Takes up more disk space, naturally. You are storing more data.
The easiest way to think about an index is to think about a dictionary. It has words and it has definitions corresponding to those words. The dictionary has an index on "word" because when you go to a dictionary you want to look up a word quickly, then get its definition. A dictionary usually contains just one index - an index by word.
A database is analogous. When you have a bunch of data in the database, you will have certain ways that you want to get it out. Let's say you have a User table and you often look up a user by the FirstName column. Since this is an operation that you are doing often in your application, you should consider using an index on this column. That will create a structure in the database that is sorted, if you will, by that column, so that looking up something by first name is like looking up a word in a dictionary. If you didn't have this index you might need to look at ALL rows before you determine which ones have a specific FirstName. By adding an index, you have made this fast.
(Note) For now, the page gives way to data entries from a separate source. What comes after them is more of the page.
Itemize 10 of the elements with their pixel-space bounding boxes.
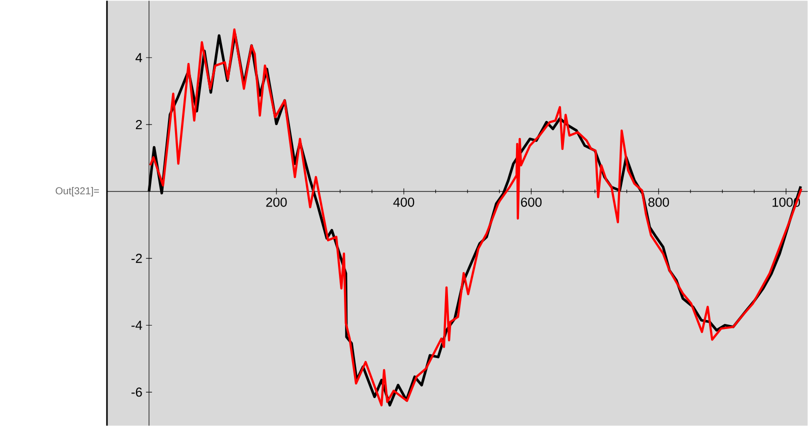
x-tick-label: 800 bbox=[648, 197, 669, 207]
x-tick-label: 200 bbox=[266, 197, 287, 207]
text: Out[321]= bbox=[56, 186, 99, 196]
y-tick-label: -6 bbox=[132, 387, 142, 397]
y-tick-label: 2 bbox=[136, 120, 142, 129]
x-tick-label: 600 bbox=[521, 197, 542, 207]
x-tick-label: 400 bbox=[393, 197, 414, 207]
y-tick-label: -2 bbox=[132, 254, 142, 263]
y-tick-label: 4 bbox=[136, 52, 142, 62]
y-tick-label: -4 bbox=[132, 320, 142, 330]
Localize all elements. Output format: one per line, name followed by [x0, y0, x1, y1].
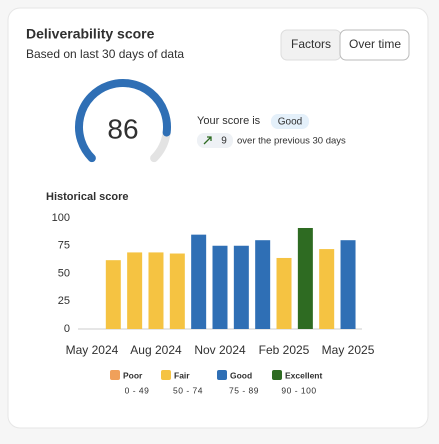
tab-label[interactable]: Factors	[291, 37, 331, 51]
y-tick-label: 25	[58, 295, 70, 307]
x-tick-label: May 2025	[322, 343, 375, 357]
title: Deliverability score	[26, 26, 155, 42]
x-tick-label: May 2024	[66, 343, 119, 357]
bar	[255, 240, 271, 329]
bar	[127, 252, 143, 329]
chart-title: Historical score	[46, 191, 129, 203]
y-tick-label: 75	[58, 240, 70, 252]
score-value: 86	[107, 113, 138, 144]
legend-label: Poor	[123, 370, 143, 380]
legend-range: 90 - 100	[281, 385, 316, 395]
tab-button-active[interactable]	[339, 29, 410, 61]
rating-text: Good	[278, 117, 302, 128]
legend-range: 75 - 89	[229, 385, 259, 395]
bar	[191, 234, 207, 329]
legend-swatch	[217, 370, 227, 380]
subtitle: Based on last 30 days of data	[26, 47, 184, 61]
legend-range: 0 - 49	[125, 385, 150, 395]
bar	[297, 227, 313, 329]
legend-label: Good	[230, 370, 252, 380]
legend-swatch	[161, 370, 171, 380]
legend-label: Excellent	[285, 370, 322, 380]
change-value: 9	[221, 136, 227, 147]
legend-range: 50 - 74	[173, 385, 203, 395]
gauge-fill	[75, 79, 171, 163]
legend-swatch	[110, 370, 120, 380]
bar	[233, 245, 249, 329]
x-tick-label: Aug 2024	[130, 343, 182, 357]
y-tick-label: 0	[64, 323, 70, 335]
change-note: over the previous 30 days	[237, 136, 346, 147]
legend-swatch	[272, 370, 282, 380]
bar	[169, 253, 185, 329]
bar	[105, 260, 121, 329]
y-tick-label: 50	[58, 267, 70, 279]
bar	[319, 249, 335, 329]
x-tick-label: Nov 2024	[194, 343, 246, 357]
legend-label: Fair	[174, 370, 190, 380]
up-arrow-icon	[203, 136, 212, 145]
change-pill	[197, 133, 233, 148]
bar	[148, 252, 164, 329]
card	[7, 7, 429, 429]
x-tick-label: Feb 2025	[259, 343, 310, 357]
bar	[212, 245, 228, 329]
bar	[276, 257, 292, 329]
score-label: Your score is	[197, 115, 261, 127]
rating-badge	[271, 114, 309, 129]
y-tick-label: 100	[52, 212, 70, 224]
tab-label[interactable]: Over time	[349, 37, 401, 51]
bar	[340, 240, 356, 329]
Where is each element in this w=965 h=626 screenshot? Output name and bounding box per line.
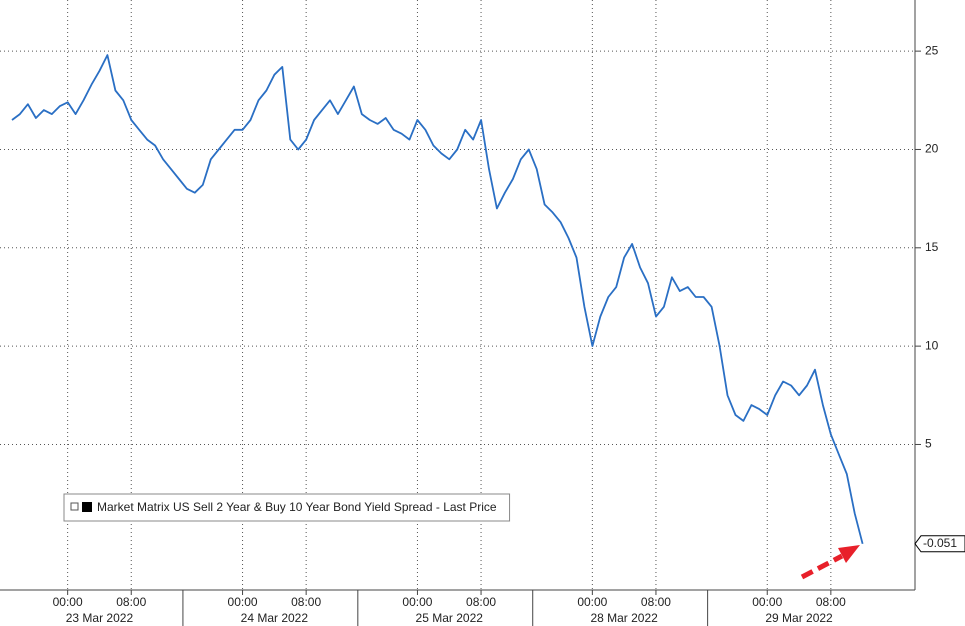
series-line bbox=[11, 54, 864, 545]
legend-label: Market Matrix US Sell 2 Year & Buy 10 Ye… bbox=[97, 500, 497, 514]
last-price-label: -0.051 bbox=[923, 536, 957, 550]
x-tick-label: 08:00 bbox=[641, 595, 671, 609]
y-tick-label: 25 bbox=[925, 43, 939, 57]
annotation-arrowhead bbox=[838, 545, 860, 563]
x-tick-label: 08:00 bbox=[816, 595, 846, 609]
day-label: 25 Mar 2022 bbox=[416, 611, 484, 625]
y-tick-label: 15 bbox=[925, 240, 939, 254]
x-tick-label: 08:00 bbox=[466, 595, 496, 609]
day-label: 24 Mar 2022 bbox=[241, 611, 309, 625]
y-tick-label: 20 bbox=[925, 142, 939, 156]
x-tick-label: 00:00 bbox=[752, 595, 782, 609]
legend: Market Matrix US Sell 2 Year & Buy 10 Ye… bbox=[63, 493, 511, 522]
day-label: 29 Mar 2022 bbox=[765, 611, 833, 625]
x-tick-label: 00:00 bbox=[577, 595, 607, 609]
legend-box bbox=[63, 493, 511, 522]
x-tick-label: 00:00 bbox=[402, 595, 432, 609]
plot-area bbox=[0, 0, 915, 590]
day-label: 23 Mar 2022 bbox=[66, 611, 134, 625]
y-tick-label: 10 bbox=[925, 338, 939, 352]
last-price-pointer bbox=[914, 535, 965, 553]
x-tick-label: 08:00 bbox=[116, 595, 146, 609]
x-tick-label: 00:00 bbox=[228, 595, 258, 609]
legend-swatch bbox=[82, 502, 92, 512]
legend-toggle bbox=[70, 502, 79, 511]
x-tick-label: 08:00 bbox=[291, 595, 321, 609]
x-tick-label: 00:00 bbox=[53, 595, 83, 609]
y-tick-label: 5 bbox=[925, 437, 932, 451]
day-label: 28 Mar 2022 bbox=[590, 611, 658, 625]
annotation-arrow bbox=[800, 553, 844, 580]
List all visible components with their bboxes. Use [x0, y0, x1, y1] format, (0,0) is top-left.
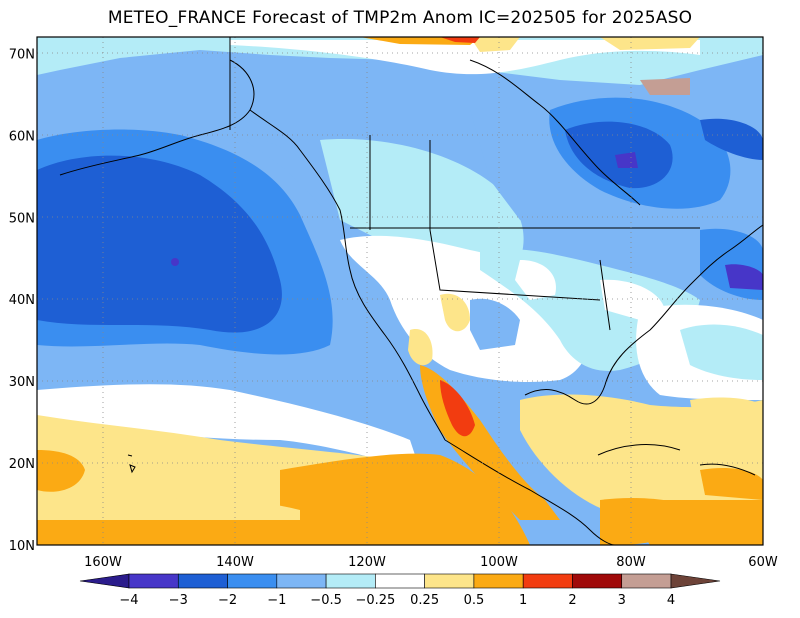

So why not put an index on all columns and make them all fast? Like everything, there is a trade off. Every time you insert a row into the table User, the database will need to perform its magic and sort everything on your indexed column. This can be expensive.
You don't have to have a primary key. Indexes (of any type) are used to speed up queries and, at least with the InnoDB engine, enforce foreign key constraints. Whether you use a unique or plain (non-unique) index depends on whether you want to allow duplicate values in the key.
This is a general database concept, you might use external resources to read about it, like http://beginner-sql-tutorial.com/sql-index.htm or http://en.wikipedia.org/wiki/Index_(database)
An index allows MySQL to find data quicker. You use them on columns that you'll be using in WHERE clauses. For example, if you have a column named score, and want to find everything with where score > 5, by default this means MySQL will need to scan through the WHOLE table to find those scores. However if you use a BTREE index, finding those that meet that condition will happen a LOT faster.
Indices have a price: disk and memory space. If it's a very big table, your index will grow rather large.
Think of it this way: what are the biggest benefits of having an index in a book? It's much the same thing. You have a slightly larger book, yet you're able to quickly look things up. When you create an index on a column, you're saying you want to be able to reference it in a where clause to look it up quickly.